Just this week, the Austrian presidential election saw a very narrow loss by ultra-conservative Freedom party of Austria (FPoA) candidate. The FPoA opposes ‘further European integration and the Islamisation of Austria’. Earlier this year the nationalist anti-Muslim Alternative for Germany (AfD) won representation in all three German state parliaments. A common feature of both the Austrian and German polls was the dismal showing of the liberal-centrist pro-EU parties.

Across Europe, illiberal nationalists, anti-Muslim/anti-immigration and Eurosceptic parties are increasing their influence—Poland and Hungary are governed by illiberal parties, and the Eurosceptic nationalist Finns Party is the second largest in Finland.

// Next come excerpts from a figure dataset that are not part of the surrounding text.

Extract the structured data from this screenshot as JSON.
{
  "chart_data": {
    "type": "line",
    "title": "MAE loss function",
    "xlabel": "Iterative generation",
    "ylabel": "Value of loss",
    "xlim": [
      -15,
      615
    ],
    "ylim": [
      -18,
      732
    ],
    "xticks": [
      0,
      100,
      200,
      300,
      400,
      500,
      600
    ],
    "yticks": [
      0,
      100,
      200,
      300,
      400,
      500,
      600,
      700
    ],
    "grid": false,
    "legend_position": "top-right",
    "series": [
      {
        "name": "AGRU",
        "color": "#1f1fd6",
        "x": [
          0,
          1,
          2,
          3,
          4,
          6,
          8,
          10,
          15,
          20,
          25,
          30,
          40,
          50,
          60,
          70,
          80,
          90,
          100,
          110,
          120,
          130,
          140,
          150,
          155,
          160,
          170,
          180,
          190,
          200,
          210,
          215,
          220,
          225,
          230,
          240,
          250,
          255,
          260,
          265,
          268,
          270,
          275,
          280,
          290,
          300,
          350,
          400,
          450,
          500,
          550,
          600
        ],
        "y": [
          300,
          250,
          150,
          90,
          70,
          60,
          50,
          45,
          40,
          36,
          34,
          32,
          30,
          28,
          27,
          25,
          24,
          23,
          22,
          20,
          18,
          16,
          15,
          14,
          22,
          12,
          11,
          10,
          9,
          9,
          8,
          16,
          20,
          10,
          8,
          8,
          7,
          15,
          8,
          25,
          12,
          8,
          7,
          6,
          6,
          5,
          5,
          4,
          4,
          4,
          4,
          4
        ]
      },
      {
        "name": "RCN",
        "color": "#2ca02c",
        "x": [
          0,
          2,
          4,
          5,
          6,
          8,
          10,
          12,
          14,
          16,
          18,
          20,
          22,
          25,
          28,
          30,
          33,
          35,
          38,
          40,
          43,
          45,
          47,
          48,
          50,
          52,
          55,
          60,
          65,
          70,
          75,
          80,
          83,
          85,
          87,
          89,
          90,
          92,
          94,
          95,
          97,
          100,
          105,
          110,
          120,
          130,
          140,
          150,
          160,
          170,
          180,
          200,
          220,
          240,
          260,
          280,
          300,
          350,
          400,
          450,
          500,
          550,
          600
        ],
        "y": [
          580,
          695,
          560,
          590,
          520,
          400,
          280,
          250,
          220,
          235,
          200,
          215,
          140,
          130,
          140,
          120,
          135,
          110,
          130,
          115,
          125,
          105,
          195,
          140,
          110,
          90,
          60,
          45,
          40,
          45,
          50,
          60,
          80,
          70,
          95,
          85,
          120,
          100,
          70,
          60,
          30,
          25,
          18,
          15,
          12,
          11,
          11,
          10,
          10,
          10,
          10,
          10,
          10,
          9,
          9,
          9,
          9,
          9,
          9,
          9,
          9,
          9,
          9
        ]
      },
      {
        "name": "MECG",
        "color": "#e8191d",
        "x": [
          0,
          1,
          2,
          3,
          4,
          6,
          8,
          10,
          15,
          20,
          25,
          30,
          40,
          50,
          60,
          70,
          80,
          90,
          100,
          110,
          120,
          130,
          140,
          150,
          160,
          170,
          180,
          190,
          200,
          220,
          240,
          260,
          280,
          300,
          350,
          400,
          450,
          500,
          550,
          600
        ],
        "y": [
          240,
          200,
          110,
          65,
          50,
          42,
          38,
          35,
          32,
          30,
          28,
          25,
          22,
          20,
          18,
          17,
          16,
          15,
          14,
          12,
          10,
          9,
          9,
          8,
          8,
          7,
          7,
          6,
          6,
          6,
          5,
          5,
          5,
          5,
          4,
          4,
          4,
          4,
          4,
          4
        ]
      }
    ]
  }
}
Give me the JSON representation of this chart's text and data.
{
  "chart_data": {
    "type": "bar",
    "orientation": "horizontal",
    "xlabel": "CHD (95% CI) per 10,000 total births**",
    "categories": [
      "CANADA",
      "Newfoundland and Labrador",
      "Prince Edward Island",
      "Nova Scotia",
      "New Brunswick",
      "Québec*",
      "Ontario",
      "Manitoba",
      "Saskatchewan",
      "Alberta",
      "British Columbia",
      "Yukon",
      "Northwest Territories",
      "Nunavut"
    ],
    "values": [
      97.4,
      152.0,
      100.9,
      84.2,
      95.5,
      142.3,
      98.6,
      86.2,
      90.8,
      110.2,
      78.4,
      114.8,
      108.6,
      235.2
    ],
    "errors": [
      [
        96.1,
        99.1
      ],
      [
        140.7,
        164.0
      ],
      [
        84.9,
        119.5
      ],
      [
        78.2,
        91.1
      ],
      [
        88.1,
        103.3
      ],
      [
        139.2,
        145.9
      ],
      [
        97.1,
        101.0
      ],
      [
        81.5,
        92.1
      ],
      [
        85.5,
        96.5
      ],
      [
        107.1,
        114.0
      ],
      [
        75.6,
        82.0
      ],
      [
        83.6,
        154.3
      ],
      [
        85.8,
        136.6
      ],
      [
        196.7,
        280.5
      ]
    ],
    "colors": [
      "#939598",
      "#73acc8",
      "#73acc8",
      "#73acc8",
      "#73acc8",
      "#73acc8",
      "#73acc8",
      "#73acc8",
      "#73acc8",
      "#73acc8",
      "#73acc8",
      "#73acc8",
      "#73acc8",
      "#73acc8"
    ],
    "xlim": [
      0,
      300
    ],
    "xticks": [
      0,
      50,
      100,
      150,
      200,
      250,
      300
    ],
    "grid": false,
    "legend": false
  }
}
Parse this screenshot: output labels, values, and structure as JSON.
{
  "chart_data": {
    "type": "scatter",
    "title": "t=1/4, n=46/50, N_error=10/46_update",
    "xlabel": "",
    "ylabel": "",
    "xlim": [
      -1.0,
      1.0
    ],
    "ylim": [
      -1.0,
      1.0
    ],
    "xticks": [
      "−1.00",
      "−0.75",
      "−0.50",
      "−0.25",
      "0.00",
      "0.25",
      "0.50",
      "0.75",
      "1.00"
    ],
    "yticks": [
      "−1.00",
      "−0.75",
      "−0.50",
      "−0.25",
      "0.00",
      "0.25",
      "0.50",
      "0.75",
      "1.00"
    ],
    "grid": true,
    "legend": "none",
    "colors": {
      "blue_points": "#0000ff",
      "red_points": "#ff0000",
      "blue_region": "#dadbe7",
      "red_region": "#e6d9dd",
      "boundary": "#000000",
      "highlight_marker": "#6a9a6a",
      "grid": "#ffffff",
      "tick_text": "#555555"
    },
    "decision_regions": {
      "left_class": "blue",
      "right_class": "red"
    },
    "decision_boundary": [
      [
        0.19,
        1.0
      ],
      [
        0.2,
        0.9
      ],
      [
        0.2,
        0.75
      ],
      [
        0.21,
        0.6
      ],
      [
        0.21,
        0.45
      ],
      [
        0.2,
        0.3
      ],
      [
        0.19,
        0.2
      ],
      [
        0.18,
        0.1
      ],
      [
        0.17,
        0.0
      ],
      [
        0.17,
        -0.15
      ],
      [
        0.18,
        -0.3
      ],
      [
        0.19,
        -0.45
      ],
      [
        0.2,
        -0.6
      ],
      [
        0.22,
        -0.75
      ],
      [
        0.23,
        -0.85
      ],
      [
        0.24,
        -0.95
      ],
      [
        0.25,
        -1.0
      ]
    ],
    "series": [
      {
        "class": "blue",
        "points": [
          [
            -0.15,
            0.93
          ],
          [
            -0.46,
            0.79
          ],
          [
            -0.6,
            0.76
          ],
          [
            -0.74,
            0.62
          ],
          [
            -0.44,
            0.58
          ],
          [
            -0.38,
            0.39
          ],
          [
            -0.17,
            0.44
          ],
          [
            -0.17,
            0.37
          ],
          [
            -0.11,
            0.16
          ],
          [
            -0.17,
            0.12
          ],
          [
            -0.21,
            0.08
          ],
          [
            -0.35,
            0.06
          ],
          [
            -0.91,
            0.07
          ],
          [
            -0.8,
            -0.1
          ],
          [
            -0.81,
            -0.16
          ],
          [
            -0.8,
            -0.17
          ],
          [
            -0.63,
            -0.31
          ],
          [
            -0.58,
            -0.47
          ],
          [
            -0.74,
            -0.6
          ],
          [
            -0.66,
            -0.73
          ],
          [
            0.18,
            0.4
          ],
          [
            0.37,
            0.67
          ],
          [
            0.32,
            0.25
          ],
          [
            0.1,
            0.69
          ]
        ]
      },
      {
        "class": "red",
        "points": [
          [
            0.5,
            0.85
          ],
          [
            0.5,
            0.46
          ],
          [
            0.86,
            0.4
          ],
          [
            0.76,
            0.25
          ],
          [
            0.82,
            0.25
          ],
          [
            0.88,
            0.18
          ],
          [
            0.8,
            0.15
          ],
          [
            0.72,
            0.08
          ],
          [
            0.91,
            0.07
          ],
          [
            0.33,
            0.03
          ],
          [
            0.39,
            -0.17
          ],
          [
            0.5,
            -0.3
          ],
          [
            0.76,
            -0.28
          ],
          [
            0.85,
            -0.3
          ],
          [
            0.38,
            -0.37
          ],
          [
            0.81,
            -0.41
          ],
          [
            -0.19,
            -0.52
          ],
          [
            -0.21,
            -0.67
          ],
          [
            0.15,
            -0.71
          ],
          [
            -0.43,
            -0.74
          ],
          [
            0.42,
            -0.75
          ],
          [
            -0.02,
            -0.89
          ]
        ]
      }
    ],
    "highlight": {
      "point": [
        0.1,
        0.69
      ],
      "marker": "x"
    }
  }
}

Geert Wilders’ Party for Freedom only holds 15 of the 150 parliamentary seats in the Netherlands, although polls show support rising from 15 to 38 percent. And in the UK, while only finishing distant third in last year’s British General election with 12.7 percent, UKIP’s policies have influenced the Tory government to hold a referendum on EU membership.

Meanwhile the Podemos Party in Spain and Syriza in Greece, while nominally leftwing and pro-immigration, have in common with the rightist parties a strong opposition to neoliberal austerity policies and trade liberalization. They also advocate reform of the EU and devolution of power back to member states.

We’re likely to see the emergence of several ultra-nationalist Eurosceptic governments in the coming year. This is an important moment for Europe, as ratification of the TTIP will be required at three levels—the European Parliament (EP), the European Council and by the parliaments of the member states.

Following the 2009 Treaty of Lisbon, the EP has a veto over EU trade agreements and it has already demonstrated some independence on the issue. Currently more than half the European population supports the TTIP, but the notable exceptions are Austria, Germany and Luxembourg.

In the prevailing mood in Europe and given the pressure for mainstream parties to make concessions to the disillusioned and disgruntled voters who support the Eurosceptic parties, the passage of the TTIP through national parliaments will likely be disruptive and not necessarily successful everywhere. It still seems unthinkable that the EU will unravel and it would be alarmist to suggest a breakdown is imminent. Yet it remains unclear how Europe will pass through this period.

The debate over the TTIP will not just exacerbate the existing obstacles to greater EU integration; it will invigorate the campaign for greater political devolution and meaningful national sovereignty in Europe.

If the consensus on Europe breaks down and the coordination of policy—including security policy—becomes harder to achieve, it would flow over to NATO decision-making. The US is already showing concern. A weakening of the EU could create opportunities for Russian and Turkish adventurism in Eastern Europe and the Balkans, and make dealing with the Middle East and the sub-Saharan Africa more difficult. A reawakening of radical ethnic nationalism across Europe would be the worst outcome. In times of growing security and strategic challenges, the world needs a strong EU.